10. Janet Ludlows firm requires all its analysts to use a two-stage dividend discount model (DDM) and...
Question:
10. Janet Ludlow’s firm requires all its analysts to use a two-stage dividend discount model (DDM)
and the capital asset pricing model (CAPM) to value stocks. Using the CAPM and DDM, Ludlow has valued QuickBrush Company at $63 per share. She now must value SmileWhite Corporation.
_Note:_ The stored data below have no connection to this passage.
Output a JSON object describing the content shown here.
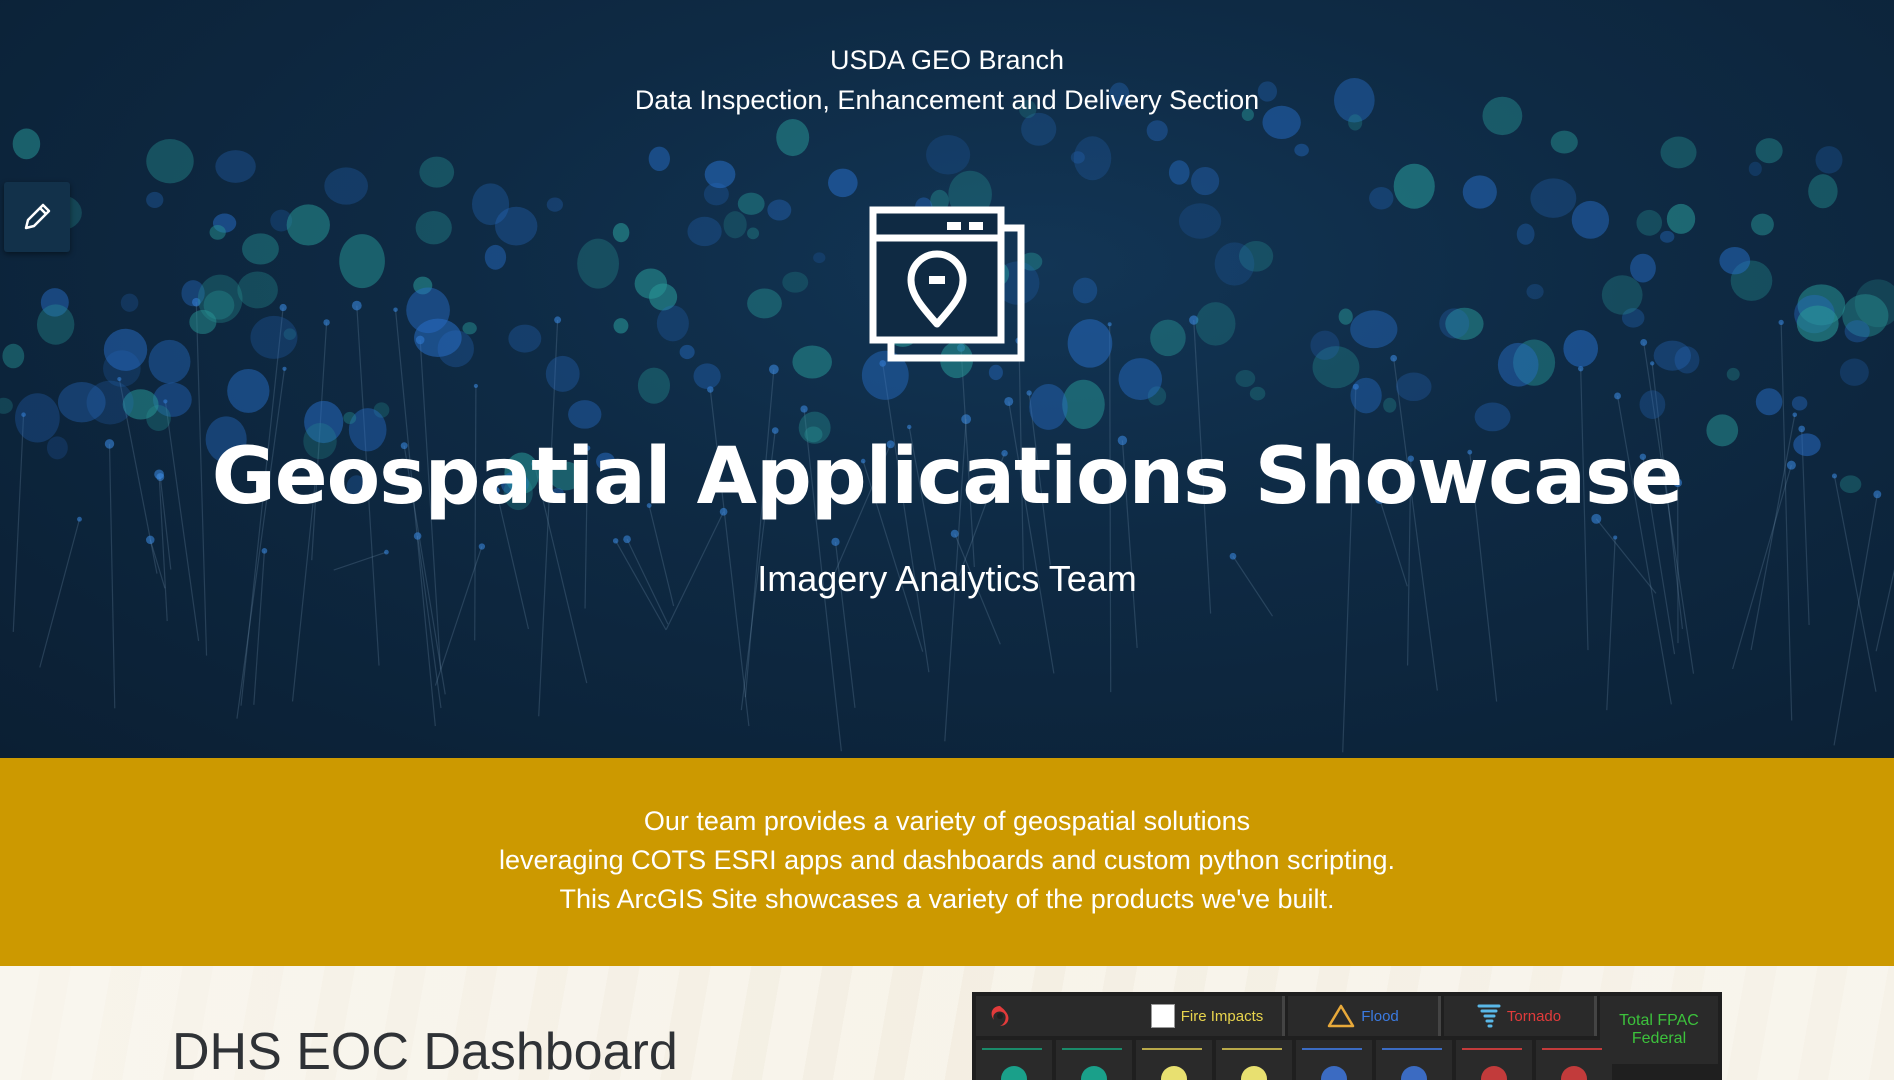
{
  "header": {
    "org_line1": "USDA GEO Branch",
    "org_line2": "Data Inspection, Enhancement and Delivery Section"
  },
  "hero": {
    "title": "Geospatial Applications Showcase",
    "subtitle": "Imagery Analytics Team",
    "logo_icon": "web-map-app-icon",
    "edit_icon": "pencil-icon"
  },
  "intro_band": {
    "line1": "Our team provides a variety of geospatial solutions",
    "line2": "leveraging COTS ESRI apps and dashboards  and custom python scripting.",
    "line3": "This ArcGIS Site showcases a variety of the products we've built.",
    "color": "#cc9900"
  },
  "featured": {
    "title": "DHS EOC Dashboard",
    "dashboard_preview": {
      "tabs": [
        {
          "label": "",
          "icon": "hurricane-icon",
          "color": "#e23b3b"
        },
        {
          "label": "Fire Impacts",
          "icon": "broken-image-icon",
          "color": "#e8d44d"
        },
        {
          "label": "Flood",
          "icon": "warning-triangle-icon",
          "color": "#3b7be2"
        },
        {
          "label": "Tornado",
          "icon": "tornado-icon",
          "color": "#e23b3b"
        },
        {
          "label": "Total FPAC Federal",
          "icon": "",
          "color": "#3cc23c"
        }
      ]
    }
  },
  "colors": {
    "hero_bg": "#0d2236",
    "text": "#ffffff",
    "card_title": "#2f3236"
  }
}
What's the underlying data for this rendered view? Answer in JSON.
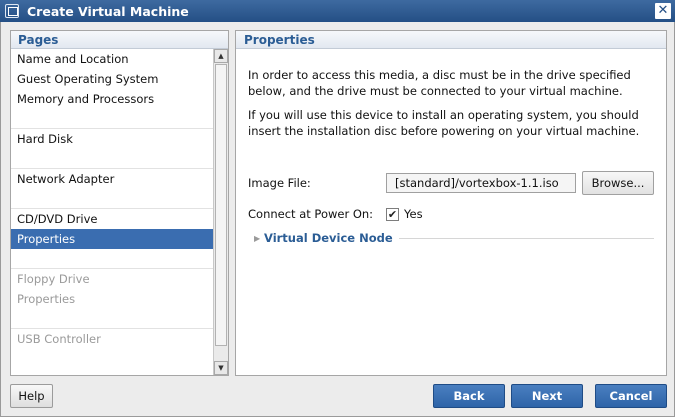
{
  "window": {
    "title": "Create Virtual Machine",
    "close_glyph": "✕"
  },
  "left_panel": {
    "header": "Pages",
    "items": [
      {
        "label": "Name and Location",
        "state": "normal"
      },
      {
        "label": "Guest Operating System",
        "state": "normal"
      },
      {
        "label": "Memory and Processors",
        "state": "normal"
      },
      {
        "label": "Hard Disk",
        "state": "normal"
      },
      {
        "label": "Network Adapter",
        "state": "normal"
      },
      {
        "label": "CD/DVD Drive",
        "state": "normal"
      },
      {
        "label": "Properties",
        "state": "selected"
      },
      {
        "label": "Floppy Drive",
        "state": "disabled"
      },
      {
        "label": "Properties",
        "state": "disabled"
      },
      {
        "label": "USB Controller",
        "state": "disabled"
      }
    ]
  },
  "right_panel": {
    "header": "Properties",
    "para1": "In order to access this media, a disc must be in the drive specified below, and the drive must be connected to your virtual machine.",
    "para2": "If you will use this device to install an operating system, you should insert the installation disc before powering on your virtual machine.",
    "image_file_label": "Image File:",
    "image_file_value": "[standard]/vortexbox-1.1.iso",
    "browse_label": "Browse...",
    "connect_label": "Connect at Power On:",
    "connect_checked": true,
    "connect_value_label": "Yes",
    "virtual_device_node_label": "Virtual Device Node"
  },
  "buttons": {
    "help": "Help",
    "back": "Back",
    "next": "Next",
    "cancel": "Cancel"
  },
  "colors": {
    "title_bar": "#2f5c93",
    "selection": "#3a6db0",
    "accent_text": "#2b5d95",
    "primary_button": "#3a71b4"
  }
}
a. Calculate the required rate of return for SmileWhite by using the information in the following table:
QuickBrush SmileWhite Beta 1.35 1.15 Market price $45.00 $30.00 Intrinsic value $63.00 ?
Notes:
Risk-free rate 4.50%
Expected market return 14.50%
b. Ludlow estimates the following EPS and dividend growth rates for SmileWhite:
First 3 years 12% per year Years thereafter 9% per year Estimate the intrinsic value of SmileWhite by using the table above, and the two-stage DDM.
Dividends per share in the most recent year were $1.72.
c. Recommend QuickBrush or SmileWhite stock for purchase by comparing each company’s intrinsic value with its current market price.
d. Describe one strength of the two-stage DDM in comparison with the constant-growth DDM.
Describe one weakness inherent in all DDMs.